Two comments (Let me tell you I am still educating myself about CUDA).

1) In your first example of dynamical rays, you write: i * a[start_index + i], while in the assembler instructions, there is no multiplication by "i". If the "i*" is kept, does the uniform access still hold?

2) In your no-bank-conflict indexing, one creates a new array "A". In your example, I do not see how "A" is actually fed with its actual values. I imagine there is an allocation time.

I wonder whether you could post your actual codes to better understand what and how (I found this very useful from other Mark Harris posts). I am really interested to see if this can help me.

Hi Sergi,

I am glad you found this post useful!

1) You are perfectly right. I changed the source code while looking for neat SASS and forgot to change it here. Fixed now.

2) Yes, I omitted setting A from the listing for the clarity.

Here is the full source code of all the experiments I ran:

Hello Maxim! Thanks for this useful post. I have a comment. The need for the helper function named `no_bank_conflict_index` can be avoided by allocating `A` 2 dimensional.
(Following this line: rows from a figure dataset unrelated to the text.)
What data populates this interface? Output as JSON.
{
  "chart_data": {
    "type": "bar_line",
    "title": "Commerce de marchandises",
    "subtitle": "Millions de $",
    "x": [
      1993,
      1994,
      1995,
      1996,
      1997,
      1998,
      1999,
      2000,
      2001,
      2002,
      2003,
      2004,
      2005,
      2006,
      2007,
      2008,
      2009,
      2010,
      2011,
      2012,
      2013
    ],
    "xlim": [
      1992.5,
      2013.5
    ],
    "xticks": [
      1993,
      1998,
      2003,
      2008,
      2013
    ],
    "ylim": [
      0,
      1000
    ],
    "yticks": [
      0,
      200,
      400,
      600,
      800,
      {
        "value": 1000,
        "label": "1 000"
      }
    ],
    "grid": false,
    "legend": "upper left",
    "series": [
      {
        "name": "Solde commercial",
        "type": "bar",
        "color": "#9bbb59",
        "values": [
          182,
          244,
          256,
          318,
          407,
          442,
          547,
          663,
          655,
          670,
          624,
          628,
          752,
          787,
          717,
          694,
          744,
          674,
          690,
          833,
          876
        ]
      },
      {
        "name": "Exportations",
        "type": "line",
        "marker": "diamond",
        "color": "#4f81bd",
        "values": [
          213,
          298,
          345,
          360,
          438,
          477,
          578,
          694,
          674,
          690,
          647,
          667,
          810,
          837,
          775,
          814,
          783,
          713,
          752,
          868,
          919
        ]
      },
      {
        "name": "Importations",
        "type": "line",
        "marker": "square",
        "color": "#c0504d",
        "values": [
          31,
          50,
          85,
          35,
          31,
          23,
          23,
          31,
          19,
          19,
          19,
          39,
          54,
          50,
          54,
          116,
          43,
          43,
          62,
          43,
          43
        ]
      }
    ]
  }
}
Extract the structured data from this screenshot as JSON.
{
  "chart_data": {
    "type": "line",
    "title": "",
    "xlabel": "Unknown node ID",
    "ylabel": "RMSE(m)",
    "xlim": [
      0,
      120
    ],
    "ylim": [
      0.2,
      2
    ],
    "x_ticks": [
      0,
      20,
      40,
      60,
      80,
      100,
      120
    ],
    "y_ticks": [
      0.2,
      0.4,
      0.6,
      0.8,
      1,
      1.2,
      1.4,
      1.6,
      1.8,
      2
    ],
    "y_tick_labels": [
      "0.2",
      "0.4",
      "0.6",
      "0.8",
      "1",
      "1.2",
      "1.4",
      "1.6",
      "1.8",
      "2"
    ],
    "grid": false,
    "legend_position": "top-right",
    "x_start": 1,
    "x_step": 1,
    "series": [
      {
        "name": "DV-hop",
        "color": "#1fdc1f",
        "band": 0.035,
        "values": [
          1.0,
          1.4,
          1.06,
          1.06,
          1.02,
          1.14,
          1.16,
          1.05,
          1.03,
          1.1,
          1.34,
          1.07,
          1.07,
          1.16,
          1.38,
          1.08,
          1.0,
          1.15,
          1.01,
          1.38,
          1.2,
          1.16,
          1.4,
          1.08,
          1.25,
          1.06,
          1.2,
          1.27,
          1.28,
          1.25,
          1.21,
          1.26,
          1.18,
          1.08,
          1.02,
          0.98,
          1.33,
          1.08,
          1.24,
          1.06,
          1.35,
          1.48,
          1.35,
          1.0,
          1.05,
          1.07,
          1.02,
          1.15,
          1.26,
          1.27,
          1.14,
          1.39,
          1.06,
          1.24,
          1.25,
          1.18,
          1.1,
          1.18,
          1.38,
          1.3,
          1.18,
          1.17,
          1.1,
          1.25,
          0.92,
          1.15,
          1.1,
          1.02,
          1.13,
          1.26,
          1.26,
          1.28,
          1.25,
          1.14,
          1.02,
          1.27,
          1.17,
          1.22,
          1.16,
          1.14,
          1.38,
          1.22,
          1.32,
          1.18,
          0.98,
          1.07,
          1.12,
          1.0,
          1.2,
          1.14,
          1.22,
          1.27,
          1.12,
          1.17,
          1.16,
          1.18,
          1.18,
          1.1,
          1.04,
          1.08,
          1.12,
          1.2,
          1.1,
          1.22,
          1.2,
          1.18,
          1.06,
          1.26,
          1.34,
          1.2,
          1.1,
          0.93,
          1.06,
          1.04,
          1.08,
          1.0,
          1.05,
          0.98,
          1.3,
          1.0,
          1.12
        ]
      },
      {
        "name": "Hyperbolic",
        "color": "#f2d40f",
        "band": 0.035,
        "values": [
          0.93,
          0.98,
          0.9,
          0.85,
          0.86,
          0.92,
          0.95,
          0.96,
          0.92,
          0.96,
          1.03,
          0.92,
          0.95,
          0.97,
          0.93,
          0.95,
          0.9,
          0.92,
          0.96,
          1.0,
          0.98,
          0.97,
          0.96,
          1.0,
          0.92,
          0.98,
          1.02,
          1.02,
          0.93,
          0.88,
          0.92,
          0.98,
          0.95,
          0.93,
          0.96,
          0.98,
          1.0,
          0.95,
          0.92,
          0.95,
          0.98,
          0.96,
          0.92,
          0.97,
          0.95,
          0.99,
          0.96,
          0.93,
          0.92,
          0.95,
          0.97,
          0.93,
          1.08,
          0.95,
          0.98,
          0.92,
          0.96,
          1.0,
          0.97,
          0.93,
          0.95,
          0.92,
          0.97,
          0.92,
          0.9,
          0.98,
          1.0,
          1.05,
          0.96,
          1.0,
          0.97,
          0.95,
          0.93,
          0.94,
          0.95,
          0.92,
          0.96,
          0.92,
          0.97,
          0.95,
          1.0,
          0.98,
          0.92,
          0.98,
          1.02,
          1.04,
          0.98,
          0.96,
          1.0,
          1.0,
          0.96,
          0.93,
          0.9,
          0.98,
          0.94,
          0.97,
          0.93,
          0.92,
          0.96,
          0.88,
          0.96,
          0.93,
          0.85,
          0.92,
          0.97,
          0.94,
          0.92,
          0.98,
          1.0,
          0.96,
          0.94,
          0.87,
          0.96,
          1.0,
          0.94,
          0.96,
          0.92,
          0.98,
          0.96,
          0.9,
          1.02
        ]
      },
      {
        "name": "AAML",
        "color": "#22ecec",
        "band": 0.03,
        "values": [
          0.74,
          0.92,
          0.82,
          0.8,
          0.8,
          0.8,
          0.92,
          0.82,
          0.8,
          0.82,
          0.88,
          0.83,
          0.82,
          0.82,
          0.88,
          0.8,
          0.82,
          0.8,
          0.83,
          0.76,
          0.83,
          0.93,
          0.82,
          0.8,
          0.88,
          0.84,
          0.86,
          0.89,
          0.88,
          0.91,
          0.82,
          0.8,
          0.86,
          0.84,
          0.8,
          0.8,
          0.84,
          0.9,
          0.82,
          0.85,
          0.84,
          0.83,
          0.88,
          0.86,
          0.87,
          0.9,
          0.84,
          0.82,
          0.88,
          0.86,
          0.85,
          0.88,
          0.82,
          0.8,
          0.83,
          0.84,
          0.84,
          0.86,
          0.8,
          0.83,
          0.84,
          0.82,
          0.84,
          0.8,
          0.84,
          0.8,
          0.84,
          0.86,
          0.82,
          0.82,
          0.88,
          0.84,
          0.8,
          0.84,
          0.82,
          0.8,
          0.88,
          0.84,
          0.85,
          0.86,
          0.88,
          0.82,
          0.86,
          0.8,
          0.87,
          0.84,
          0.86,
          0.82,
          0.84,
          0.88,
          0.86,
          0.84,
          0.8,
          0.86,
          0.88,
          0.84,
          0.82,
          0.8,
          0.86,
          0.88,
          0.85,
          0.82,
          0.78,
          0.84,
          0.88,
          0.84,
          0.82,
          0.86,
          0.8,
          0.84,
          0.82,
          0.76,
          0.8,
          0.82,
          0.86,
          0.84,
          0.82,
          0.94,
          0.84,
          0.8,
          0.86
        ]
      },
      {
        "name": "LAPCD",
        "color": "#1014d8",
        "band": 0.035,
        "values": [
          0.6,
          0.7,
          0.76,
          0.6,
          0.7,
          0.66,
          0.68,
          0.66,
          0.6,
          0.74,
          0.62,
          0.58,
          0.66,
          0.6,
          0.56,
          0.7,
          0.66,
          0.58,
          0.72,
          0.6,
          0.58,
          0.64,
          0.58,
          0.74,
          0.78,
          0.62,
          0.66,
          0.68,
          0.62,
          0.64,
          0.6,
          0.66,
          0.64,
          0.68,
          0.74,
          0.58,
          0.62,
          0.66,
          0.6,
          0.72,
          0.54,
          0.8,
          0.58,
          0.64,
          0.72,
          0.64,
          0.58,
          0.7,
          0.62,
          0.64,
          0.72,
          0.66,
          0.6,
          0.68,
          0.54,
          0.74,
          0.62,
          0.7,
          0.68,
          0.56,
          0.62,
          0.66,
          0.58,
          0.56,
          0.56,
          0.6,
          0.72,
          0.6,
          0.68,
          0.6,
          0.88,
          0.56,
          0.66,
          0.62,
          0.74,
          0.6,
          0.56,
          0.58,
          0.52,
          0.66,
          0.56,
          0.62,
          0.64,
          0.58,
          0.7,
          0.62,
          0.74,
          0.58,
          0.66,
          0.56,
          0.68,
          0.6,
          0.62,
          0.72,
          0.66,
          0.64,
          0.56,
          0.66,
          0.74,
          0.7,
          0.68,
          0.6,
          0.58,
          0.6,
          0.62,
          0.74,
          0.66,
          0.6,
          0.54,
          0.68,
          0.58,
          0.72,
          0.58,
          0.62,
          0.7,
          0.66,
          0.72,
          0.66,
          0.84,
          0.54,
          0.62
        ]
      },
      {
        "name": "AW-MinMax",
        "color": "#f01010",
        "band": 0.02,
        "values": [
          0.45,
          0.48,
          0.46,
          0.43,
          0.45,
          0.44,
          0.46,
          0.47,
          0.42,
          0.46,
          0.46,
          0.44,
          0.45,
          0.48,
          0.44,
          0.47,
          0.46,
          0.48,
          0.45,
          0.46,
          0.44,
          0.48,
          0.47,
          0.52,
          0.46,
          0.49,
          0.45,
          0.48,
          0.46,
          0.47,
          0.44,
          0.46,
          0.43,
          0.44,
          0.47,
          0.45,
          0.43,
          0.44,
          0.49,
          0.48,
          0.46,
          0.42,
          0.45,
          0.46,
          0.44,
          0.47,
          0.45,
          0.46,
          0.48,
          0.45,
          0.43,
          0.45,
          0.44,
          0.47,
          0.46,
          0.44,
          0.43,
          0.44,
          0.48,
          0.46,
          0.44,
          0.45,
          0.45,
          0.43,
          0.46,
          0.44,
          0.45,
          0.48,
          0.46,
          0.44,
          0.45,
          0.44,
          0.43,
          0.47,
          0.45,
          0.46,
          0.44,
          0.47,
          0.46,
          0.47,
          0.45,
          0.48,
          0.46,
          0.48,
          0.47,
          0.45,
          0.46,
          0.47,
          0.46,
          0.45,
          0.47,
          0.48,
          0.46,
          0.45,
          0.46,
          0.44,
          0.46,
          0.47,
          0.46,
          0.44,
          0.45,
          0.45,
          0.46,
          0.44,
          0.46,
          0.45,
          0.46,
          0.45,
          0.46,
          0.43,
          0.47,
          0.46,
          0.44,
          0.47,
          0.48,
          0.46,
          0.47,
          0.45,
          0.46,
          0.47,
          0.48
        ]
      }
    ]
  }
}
Knowing that linearizing a multi-dimensional representation of the memory starts from the right most dimension, using below declaration of `A`

__shared__ float A[ ARRAY_SIZE ][ THREADBLOCK_SIZE ];

`val` can be retrieved with:

float val = A[ index ][ threadIdx.x ];

Although both versions will probably results in the same machine code and have the same performance, this representation might be better for clarity.

Hello and Thanks to your post that is so useful.

I have one question about below sentence.

"Approximately 2.5 replays on average when index is an independent random variable with uniform distribution from 0 to 31;"

What is the reason that replay number is 2.5...

Hi Farzad, nice trick! This should definitely work.

Hi! I did a Monte Carlo experiment with each thread accessing random location with uniform distribution, and I got ~3.5 shared memory banks accessed. Thus we have 1 "normal" access and 2.5 replays (in average).

Amazing trick, and still work for very well for Pascal (GP102)
Thanks for sharing!

what is meaning of "replay" in section "Dynamic Indexing with Non-Uniform Access" ?
there are 2 lines
A: int index = indexbuf[threadIdx.x + blockIdx.x * blockDim.x];
B: float val = a[index];
which line will be replayed, A or B?
from the context, I guess "replay load/store" means threads need to read from different location. if all threads in a warp read the same location, we do not need replay.
But I still have a question:
all threads in a warp have same "index", but they still need to read "val" from different location of local memory, because their "a" is different.